Divergence from the norm, or what the norm aspires to be, is not condemned in the film. It is also not particularly celebrated. Divergence just is.

The Nomad life works for some, but does not present itself as some sort of path to enlightenment. In one scene in the film, Fern visits her sister’s family. In comparison to the national parks, blizzards, and sunsets, the cropped lawn and carefully tended gardens of the suburban scene are not very interesting. While it is not a damning depiction of the American dream, Fern’s visible discomfort and inability to get along with her peers in this scene makes clear how little this environment suits the character. It’s likewise when Fern visits Dave, a fellow nomad, at his son’s house for Thanksgiving. Having become used to eating on her own, she starts her meal before the family has prayed. This is not condemned in any way (she quickly puts down her knife and fork and nothing is said on the matter) but rather, it is a neutral indication of her lack of belonging. We are reminded of the transitional nature of grief when Dave, a widower, decides to stay with his son and grandson, while Fern declines his invitation to settle down in favour of more life on the road. The house-dwellers, stationary characters who have ‘made it’ in life, are not condemned in any way (save for the real estate agent who gets into a spat with Fern at her sister’s place). Rather, they are reminders of the norm and the efficacy of it. Zhao is not telling us to pack up our belongings and start living in a van. Rather, she is reminding us that the American dream of normalcy, patched together by millions of hands, might not be the one-size-fits-all ideal it is made out to be.
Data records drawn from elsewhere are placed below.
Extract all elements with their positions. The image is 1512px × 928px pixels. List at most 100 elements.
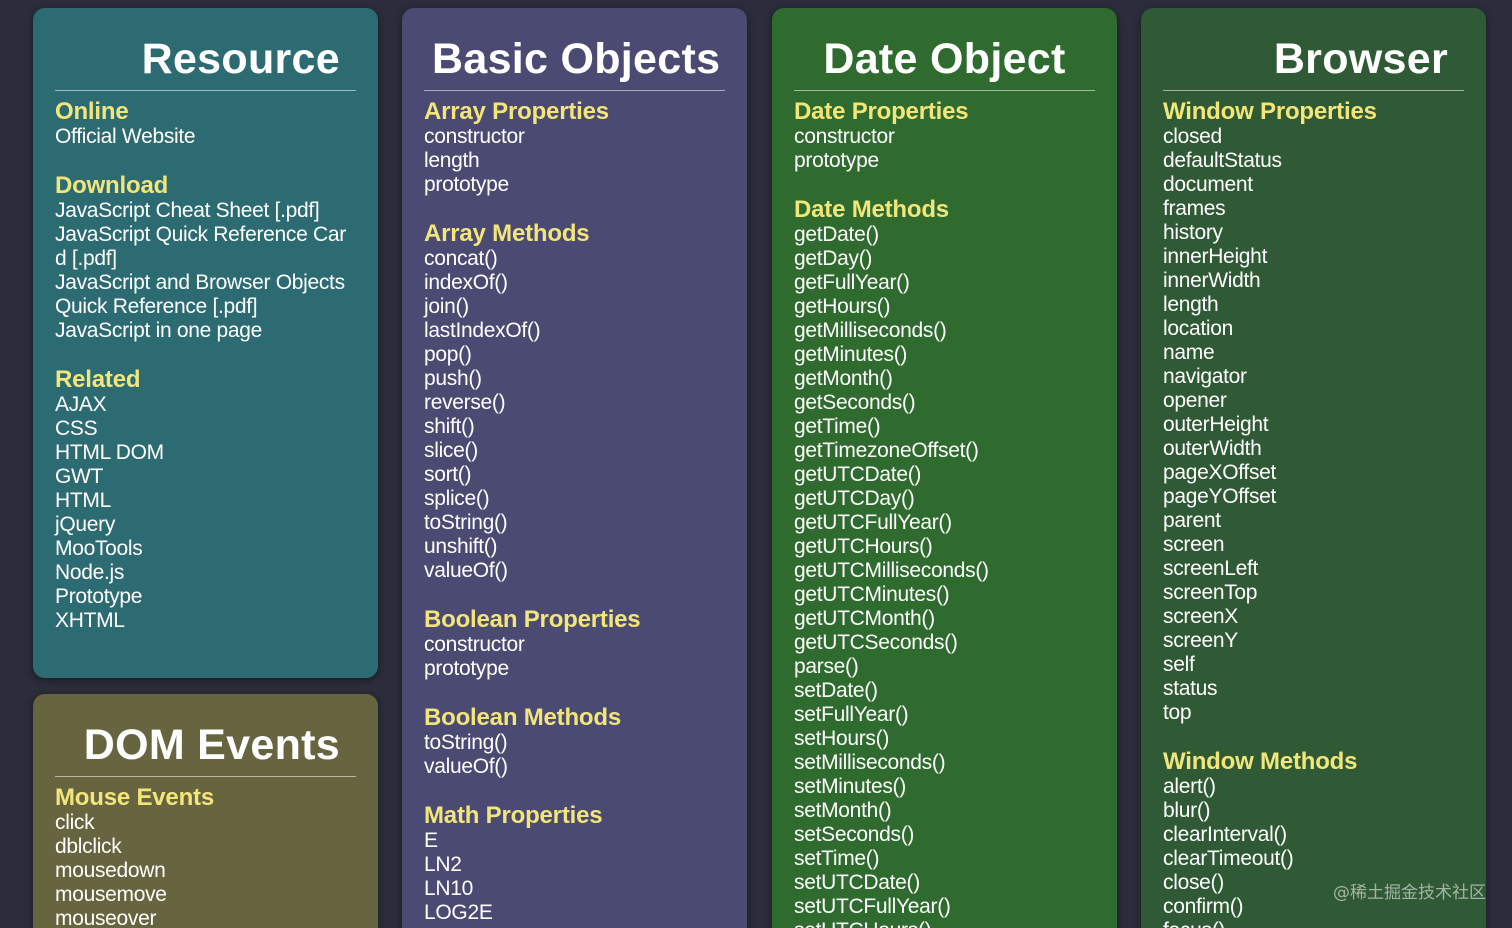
window-property-link[interactable]: pageXOffset	[1163, 461, 1464, 485]
download-link[interactable]: JavaScript Quick Reference Card [.pdf]	[55, 223, 356, 271]
date-method-link[interactable]: getUTCSeconds()	[794, 631, 1095, 655]
window-property-link[interactable]: innerHeight	[1163, 245, 1464, 269]
array-method-link[interactable]: reverse()	[424, 391, 725, 415]
date-method-link[interactable]: setUTCHours()	[794, 919, 1095, 928]
date-method-link[interactable]: getDate()	[794, 223, 1095, 247]
date-method-link[interactable]: setMinutes()	[794, 775, 1095, 799]
window-property-link[interactable]: innerWidth	[1163, 269, 1464, 293]
related-link[interactable]: MooTools	[55, 537, 356, 561]
window-property-link[interactable]: screenX	[1163, 605, 1464, 629]
window-property-link[interactable]: navigator	[1163, 365, 1464, 389]
boolean-property-link[interactable]: constructor	[424, 633, 725, 657]
window-property-link[interactable]: closed	[1163, 125, 1464, 149]
array-method-link[interactable]: slice()	[424, 439, 725, 463]
date-method-link[interactable]: setMonth()	[794, 799, 1095, 823]
window-property-link[interactable]: status	[1163, 677, 1464, 701]
related-link[interactable]: jQuery	[55, 513, 356, 537]
boolean-method-link[interactable]: toString()	[424, 731, 725, 755]
window-property-link[interactable]: screenLeft	[1163, 557, 1464, 581]
array-method-link[interactable]: push()	[424, 367, 725, 391]
mouse-event-link[interactable]: click	[55, 811, 356, 835]
array-method-link[interactable]: sort()	[424, 463, 725, 487]
window-method-link[interactable]: clearInterval()	[1163, 823, 1464, 847]
window-method-link[interactable]: alert()	[1163, 775, 1464, 799]
date-property-link[interactable]: prototype	[794, 149, 1095, 173]
window-property-link[interactable]: location	[1163, 317, 1464, 341]
date-method-link[interactable]: getTime()	[794, 415, 1095, 439]
window-property-link[interactable]: self	[1163, 653, 1464, 677]
window-property-link[interactable]: outerHeight	[1163, 413, 1464, 437]
mouse-event-link[interactable]: mouseover	[55, 907, 356, 928]
array-method-link[interactable]: unshift()	[424, 535, 725, 559]
boolean-method-link[interactable]: valueOf()	[424, 755, 725, 779]
date-method-link[interactable]: setTime()	[794, 847, 1095, 871]
download-link[interactable]: JavaScript and Browser Objects Quick Ref…	[55, 271, 356, 319]
boolean-property-link[interactable]: prototype	[424, 657, 725, 681]
date-method-link[interactable]: setDate()	[794, 679, 1095, 703]
date-method-link[interactable]: getUTCMonth()	[794, 607, 1095, 631]
array-method-link[interactable]: join()	[424, 295, 725, 319]
math-property-link[interactable]: LN10	[424, 877, 725, 901]
date-method-link[interactable]: setFullYear()	[794, 703, 1095, 727]
online-link[interactable]: Official Website	[55, 125, 356, 149]
related-link[interactable]: GWT	[55, 465, 356, 489]
mouse-event-link[interactable]: mousedown	[55, 859, 356, 883]
mouse-event-link[interactable]: mousemove	[55, 883, 356, 907]
window-property-link[interactable]: screenY	[1163, 629, 1464, 653]
window-property-link[interactable]: length	[1163, 293, 1464, 317]
mouse-event-link[interactable]: dblclick	[55, 835, 356, 859]
window-property-link[interactable]: pageYOffset	[1163, 485, 1464, 509]
array-method-link[interactable]: splice()	[424, 487, 725, 511]
array-property-link[interactable]: length	[424, 149, 725, 173]
date-method-link[interactable]: getUTCFullYear()	[794, 511, 1095, 535]
date-method-link[interactable]: getUTCDate()	[794, 463, 1095, 487]
date-method-link[interactable]: getMinutes()	[794, 343, 1095, 367]
date-method-link[interactable]: setUTCDate()	[794, 871, 1095, 895]
window-property-link[interactable]: parent	[1163, 509, 1464, 533]
array-method-link[interactable]: shift()	[424, 415, 725, 439]
related-link[interactable]: XHTML	[55, 609, 356, 633]
array-property-link[interactable]: constructor	[424, 125, 725, 149]
window-property-link[interactable]: screen	[1163, 533, 1464, 557]
window-property-link[interactable]: name	[1163, 341, 1464, 365]
date-method-link[interactable]: setSeconds()	[794, 823, 1095, 847]
date-method-link[interactable]: getHours()	[794, 295, 1095, 319]
math-property-link[interactable]: LOG2E	[424, 901, 725, 925]
window-property-link[interactable]: opener	[1163, 389, 1464, 413]
related-link[interactable]: Prototype	[55, 585, 356, 609]
date-method-link[interactable]: getDay()	[794, 247, 1095, 271]
math-property-link[interactable]: E	[424, 829, 725, 853]
date-method-link[interactable]: getUTCHours()	[794, 535, 1095, 559]
window-property-link[interactable]: outerWidth	[1163, 437, 1464, 461]
related-link[interactable]: HTML	[55, 489, 356, 513]
date-method-link[interactable]: parse()	[794, 655, 1095, 679]
window-property-link[interactable]: frames	[1163, 197, 1464, 221]
date-method-link[interactable]: setMilliseconds()	[794, 751, 1095, 775]
related-link[interactable]: Node.js	[55, 561, 356, 585]
window-property-link[interactable]: document	[1163, 173, 1464, 197]
array-method-link[interactable]: lastIndexOf()	[424, 319, 725, 343]
related-link[interactable]: CSS	[55, 417, 356, 441]
date-method-link[interactable]: getTimezoneOffset()	[794, 439, 1095, 463]
window-property-link[interactable]: history	[1163, 221, 1464, 245]
array-method-link[interactable]: toString()	[424, 511, 725, 535]
date-method-link[interactable]: getMilliseconds()	[794, 319, 1095, 343]
related-link[interactable]: HTML DOM	[55, 441, 356, 465]
window-method-link[interactable]: blur()	[1163, 799, 1464, 823]
download-link[interactable]: JavaScript in one page	[55, 319, 356, 343]
date-method-link[interactable]: setHours()	[794, 727, 1095, 751]
date-method-link[interactable]: setUTCFullYear()	[794, 895, 1095, 919]
date-method-link[interactable]: getMonth()	[794, 367, 1095, 391]
date-method-link[interactable]: getUTCMinutes()	[794, 583, 1095, 607]
window-property-link[interactable]: top	[1163, 701, 1464, 725]
date-method-link[interactable]: getUTCMilliseconds()	[794, 559, 1095, 583]
window-property-link[interactable]: screenTop	[1163, 581, 1464, 605]
array-method-link[interactable]: concat()	[424, 247, 725, 271]
array-method-link[interactable]: valueOf()	[424, 559, 725, 583]
date-method-link[interactable]: getFullYear()	[794, 271, 1095, 295]
date-property-link[interactable]: constructor	[794, 125, 1095, 149]
date-method-link[interactable]: getUTCDay()	[794, 487, 1095, 511]
download-link[interactable]: JavaScript Cheat Sheet [.pdf]	[55, 199, 356, 223]
array-method-link[interactable]: pop()	[424, 343, 725, 367]
date-method-link[interactable]: getSeconds()	[794, 391, 1095, 415]
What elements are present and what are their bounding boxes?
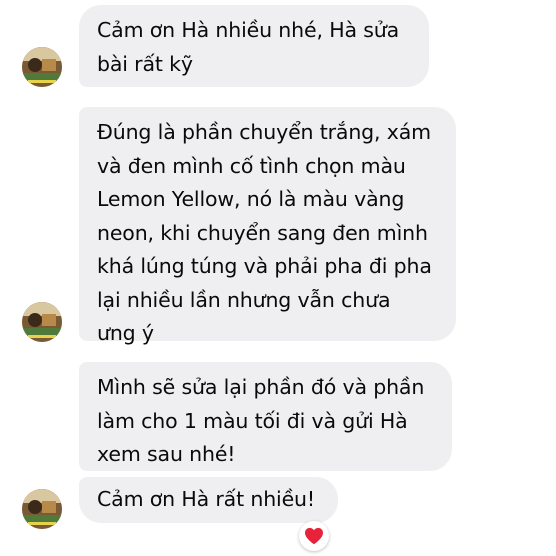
heart-icon — [305, 527, 323, 545]
message-bubble[interactable]: Mình sẽ sửa lại phần đó và phần làm cho … — [79, 362, 452, 471]
message-bubble[interactable]: Cảm ơn Hà nhiều nhé, Hà sửa bài rất kỹ — [79, 5, 429, 87]
message-bubble[interactable]: Đúng là phần chuyển trắng, xám và đen mì… — [79, 107, 456, 345]
chat-thread: Cảm ơn Hà nhiều nhé, Hà sửa bài rất kỹ Đ… — [0, 0, 556, 556]
avatar[interactable] — [22, 47, 62, 87]
avatar[interactable] — [22, 489, 62, 529]
avatar[interactable] — [22, 302, 62, 342]
reaction-badge[interactable] — [299, 521, 329, 551]
message-bubble[interactable]: Cảm ơn Hà rất nhiều! — [79, 477, 338, 523]
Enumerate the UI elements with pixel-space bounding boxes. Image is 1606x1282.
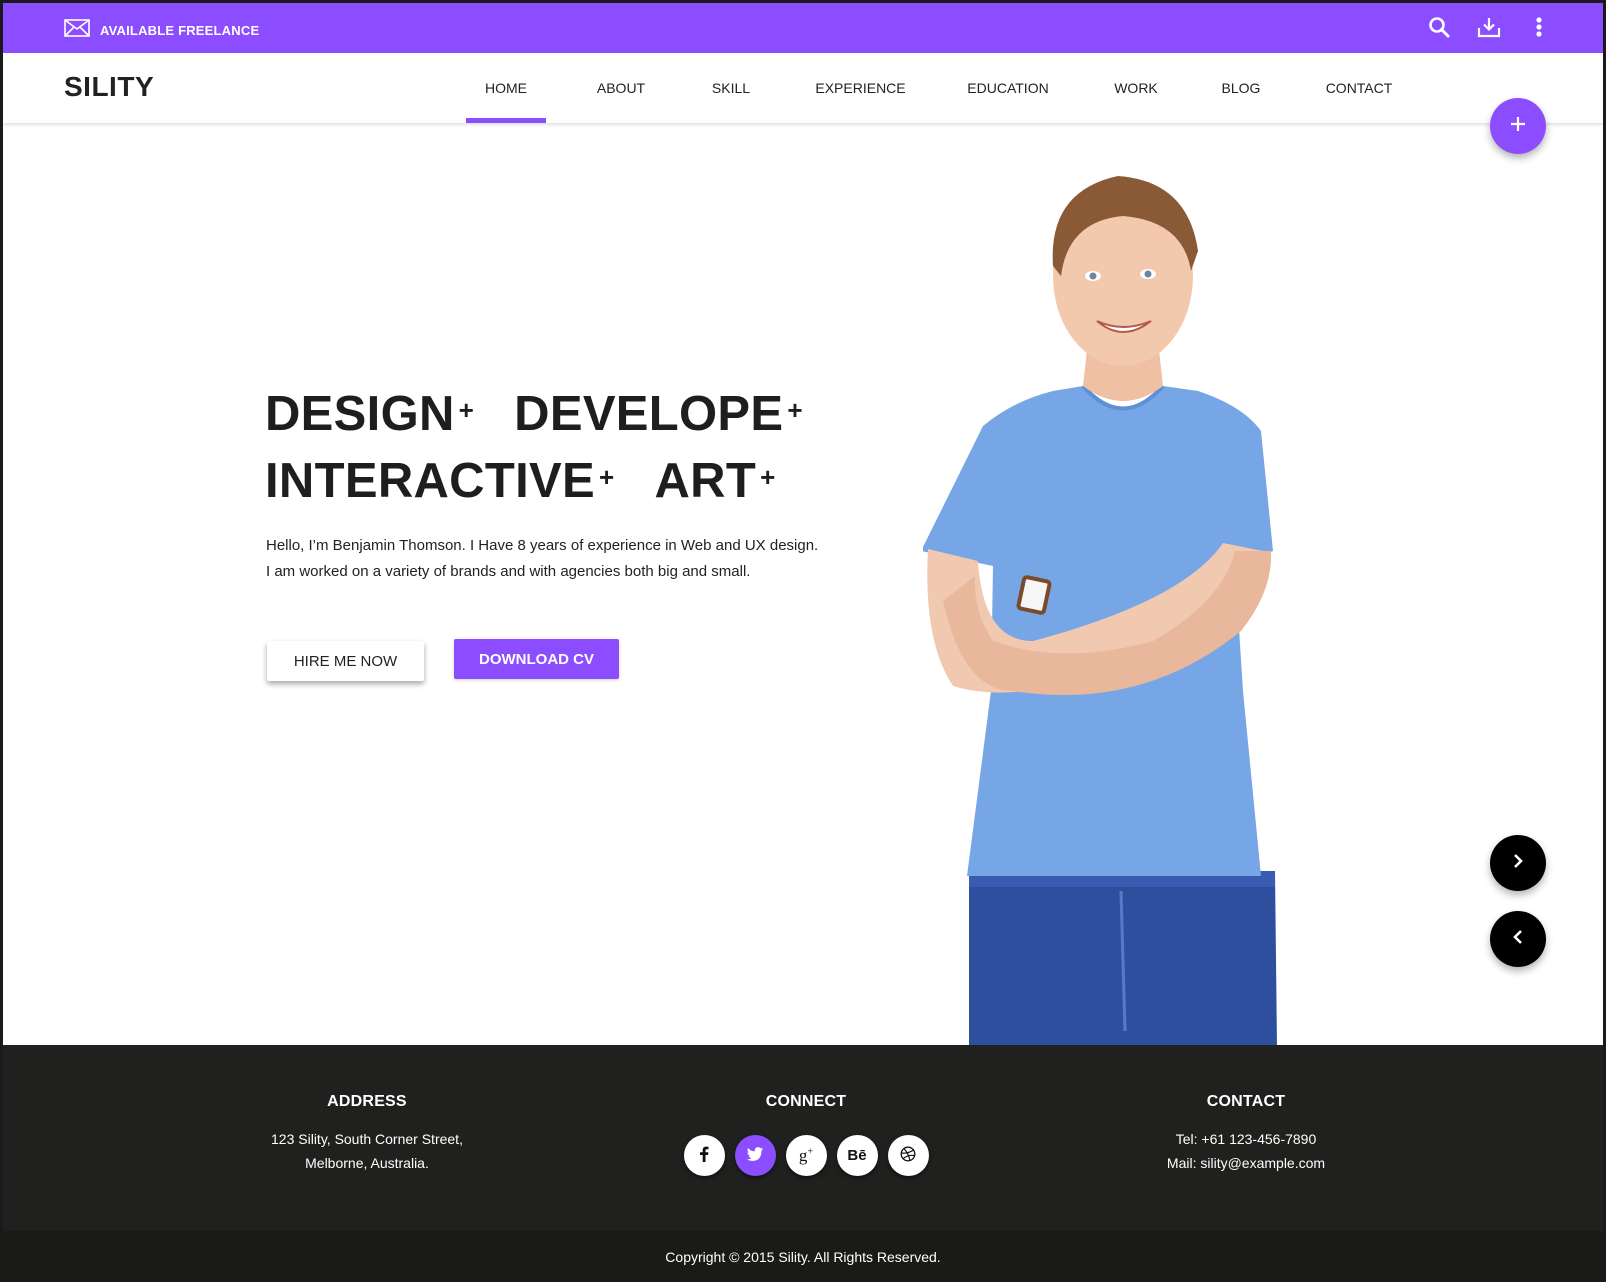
more-vert-icon — [1535, 16, 1543, 43]
intro-line-2: I am worked on a variety of brands and w… — [266, 563, 751, 580]
contact-tel[interactable]: Tel: +61 123-456-7890 — [1176, 1131, 1317, 1147]
more-menu-button[interactable] — [1525, 15, 1553, 43]
site-footer: ADDRESS 123 Sility, South Corner Street,… — [3, 1045, 1603, 1231]
main-header: SILITY HOME ABOUT SKILL EXPERIENCE EDUCA… — [3, 53, 1603, 123]
address-line-2: Melborne, Australia. — [305, 1155, 429, 1171]
facebook-button[interactable] — [683, 1135, 725, 1176]
twitter-icon — [747, 1146, 763, 1165]
connect-title: CONNECT — [765, 1093, 847, 1110]
facebook-icon — [699, 1146, 709, 1166]
portrait-image — [923, 176, 1277, 1047]
contact-mail[interactable]: Mail: sility@example.com — [1167, 1155, 1325, 1171]
address-line-1: 123 Sility, South Corner Street, — [271, 1131, 463, 1147]
footer-connect: CONNECT g+ Bē — [626, 1045, 986, 1176]
nav-experience[interactable]: EXPERIENCE — [803, 53, 918, 123]
google-plus-icon: g+ — [798, 1145, 814, 1165]
download-icon — [1477, 16, 1501, 43]
google-plus-button[interactable]: g+ — [785, 1135, 827, 1176]
nav-work[interactable]: WORK — [1103, 53, 1169, 123]
copyright-bar: Copyright © 2015 Sility. All Rights Rese… — [3, 1231, 1603, 1279]
freelance-label: AVAILABLE FREELANCE — [100, 23, 260, 38]
search-icon — [1428, 16, 1450, 43]
nav-education[interactable]: EDUCATION — [953, 53, 1063, 123]
nav-skill[interactable]: SKILL — [691, 53, 771, 123]
contact-title: CONTACT — [1206, 1093, 1286, 1110]
hero-word: INTERACTIVE + — [265, 454, 615, 508]
nav-about[interactable]: ABOUT — [581, 53, 661, 123]
behance-button[interactable]: Bē — [836, 1135, 878, 1176]
next-slide-button[interactable] — [1490, 835, 1546, 891]
dribbble-button[interactable] — [887, 1135, 929, 1176]
top-bar: AVAILABLE FREELANCE — [3, 3, 1603, 53]
nav-contact[interactable]: CONTACT — [1313, 53, 1405, 123]
search-button[interactable] — [1425, 15, 1453, 43]
hire-me-button[interactable]: HIRE ME NOW — [267, 641, 424, 681]
hero-word: DESIGN + — [265, 387, 475, 441]
main-nav: HOME ABOUT SKILL EXPERIENCE EDUCATION WO… — [3, 53, 1603, 123]
footer-address: ADDRESS 123 Sility, South Corner Street,… — [187, 1045, 547, 1175]
copyright-text: Copyright © 2015 Sility. All Rights Rese… — [665, 1249, 941, 1265]
address-title: ADDRESS — [327, 1093, 407, 1110]
nav-blog[interactable]: BLOG — [1208, 53, 1274, 123]
dribbble-icon — [900, 1146, 916, 1166]
behance-icon: Bē — [847, 1147, 867, 1164]
social-links: g+ Bē — [626, 1135, 986, 1176]
twitter-button[interactable] — [734, 1135, 776, 1176]
plus-icon — [1509, 115, 1527, 138]
prev-slide-button[interactable] — [1490, 911, 1546, 967]
mail-icon — [64, 19, 90, 42]
download-cv-button[interactable]: DOWNLOAD CV — [454, 639, 619, 679]
chevron-left-icon — [1511, 929, 1525, 950]
chevron-right-icon — [1511, 853, 1525, 874]
hero-title: DESIGN + DEVELOPE + INTERACTIVE + ART + — [265, 381, 843, 515]
hero-intro: Hello, I’m Benjamin Thomson. I Have 8 ye… — [266, 533, 818, 585]
footer-contact: CONTACT Tel: +61 123-456-7890 Mail: sili… — [1066, 1045, 1426, 1175]
freelance-status[interactable]: AVAILABLE FREELANCE — [64, 19, 259, 42]
download-button[interactable] — [1475, 15, 1503, 43]
hero-word: ART + — [654, 454, 776, 508]
hero-word: DEVELOPE + — [514, 387, 803, 441]
add-fab-button[interactable] — [1490, 98, 1546, 154]
nav-home[interactable]: HOME — [466, 53, 546, 123]
intro-line-1: Hello, I’m Benjamin Thomson. I Have 8 ye… — [266, 537, 819, 554]
page-frame: AVAILABLE FREELANCE SILITY HOME ABOUT SK… — [0, 0, 1606, 1282]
When Fern attends a meeting of van-dwellers, an instant sense of community can be felt through the screen. This is entirely juxtaposed against the aforementioned visitations to her friends and families’ houses. The idea of space and home becomes charged with spiritual meaning rather than material. To an audience who has spent the vast majority of the year in isolation from others, these honest, earnest tales feel especially charged.

Seeing the nomads together, talking to one another around a campfire versus the aforementioned visitations asks us to reconsider what ‘home’ is, and how physical that structure actually is.

Traumatised veterans, those who are grieving, the terminally ill and people who have lost their jobs, are among the nomads in the film. It is here that Zhao reaches beyond the screen, inviting herself and the rest of the outsiders - that is, the audience - to sit around the campfire. Parallels can be drawn from the financial insecurity and deaths of the pandemic with the issues discussed in the film, such as healthcare and home insurance. The film is not a distraction, like TLC or Theroux’s outsider series are, but is an exploration of the path of grief and where it may take someone, both physically and mentally. Nomadland is an intimate introduction to the lives of modern day nomads, but also plays the role of an extended hand beyond the screen, a warm invitation to the outsider to join the community that they have spent the past two hours watching.